Agree with Kedwards, I never had kids either, so this is the first time in my life I have had to be responsible 24/7 for anyone, and at my age it is not easy! I too wish I had never moved dad in and went straight to assisted living. Our relationship is suffering now and it would have better for both of us had I never "tried to do the right thing". I love him but I cannot work now, so it appears I am now in retirement, which was not my plan! Thanks for this article, because so many people seem to judge me because I am not overjoyed with the fact that my 89 year old dad with dementia is living with me. I wake up with guilt and go to bed with guilt, and live out my day in frustration.
This is exactly why I went looking for some help this morning after a horrible Mothers Day.
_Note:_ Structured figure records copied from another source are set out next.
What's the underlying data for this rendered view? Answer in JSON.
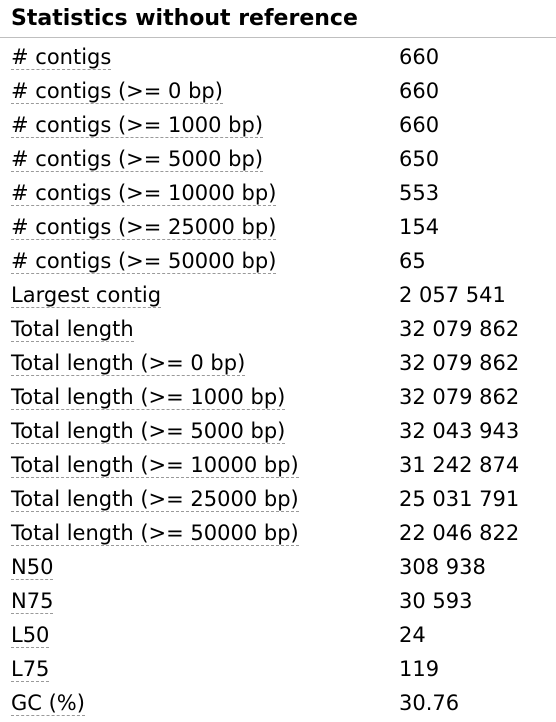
{
  "section": {
    "title": "Statistics without reference"
  },
  "rows": [
    {
      "label": "# contigs",
      "value": "660"
    },
    {
      "label": "# contigs (>= 0 bp)",
      "value": "660"
    },
    {
      "label": "# contigs (>= 1000 bp)",
      "value": "660"
    },
    {
      "label": "# contigs (>= 5000 bp)",
      "value": "650"
    },
    {
      "label": "# contigs (>= 10000 bp)",
      "value": "553"
    },
    {
      "label": "# contigs (>= 25000 bp)",
      "value": "154"
    },
    {
      "label": "# contigs (>= 50000 bp)",
      "value": "65"
    },
    {
      "label": "Largest contig",
      "value": "2 057 541"
    },
    {
      "label": "Total length",
      "value": "32 079 862"
    },
    {
      "label": "Total length (>= 0 bp)",
      "value": "32 079 862"
    },
    {
      "label": "Total length (>= 1000 bp)",
      "value": "32 079 862"
    },
    {
      "label": "Total length (>= 5000 bp)",
      "value": "32 043 943"
    },
    {
      "label": "Total length (>= 10000 bp)",
      "value": "31 242 874"
    },
    {
      "label": "Total length (>= 25000 bp)",
      "value": "25 031 791"
    },
    {
      "label": "Total length (>= 50000 bp)",
      "value": "22 046 822"
    },
    {
      "label": "N50",
      "value": "308 938"
    },
    {
      "label": "N75",
      "value": "30 593"
    },
    {
      "label": "L50",
      "value": "24"
    },
    {
      "label": "L75",
      "value": "119"
    },
    {
      "label": "GC (%)",
      "value": "30.76"
    }
  ]
}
I have told anyone who would listen that I am not a caregiver, did not want children and was very happy with my life with husband, goats, chickens, donkey and dogs in the country. 2 years ago my father died at 86 after a good life and a short illness. My father and I got along like 2 peas in a pod, I miss him everyday. My 82 year old mother was going to move to some property that my sister and her husband have in a small mobile home. 5 weeks after my father died, my 50 year old sister dropped dead from heart attack - this was during the move with my mother. So all things stopped - my mother was frantic to move, we were both in shock and grief, so we bought a mobile home and moved her onto our land in the country. Our lives will never be the same - I am the oldest of 3 kids and my brother died at 36 and then my sister died. I am 63 and in no way wishing to be a caregiver, but there is no one else. She drives me crazy almost everyday, my new life consists of doctors appointments and more doctor appts. She is able to live on her own but she has limitations due to her age and arthritis. We live about 25 miles from a small town and 65 from a larger town so every appt requires lots of driving time. I am just feeling so "put upon" and she is in my everyday business. My mother and I have never gotten along well and having nothing in common. It was always the joke between my sister and I that she would have to take care of her. The joke is on me! I just needed a place to vent until I can think of something to do for my own sanity.
This is such a good article. I knew I wasn't cut out for this. NOT that I'm not a caring person but I never had kids, never wanted kids, so maybe I just don't have that nurturing strength. I try to do my best but I do resent the 24/7 365 this has become because now I have no job, no social life, no financial security (mom has a living will and I will get 'everything' but I see the future and she's going to need every bit of that for a NH which her LTC only covers 2 yrs of and she will need more). Wish she had gone into AL when she was able and I had been able to be more of a facilitator of her ADL not the 24/7 hands on girl. 20/20 hindsight isn't a beautiful thing!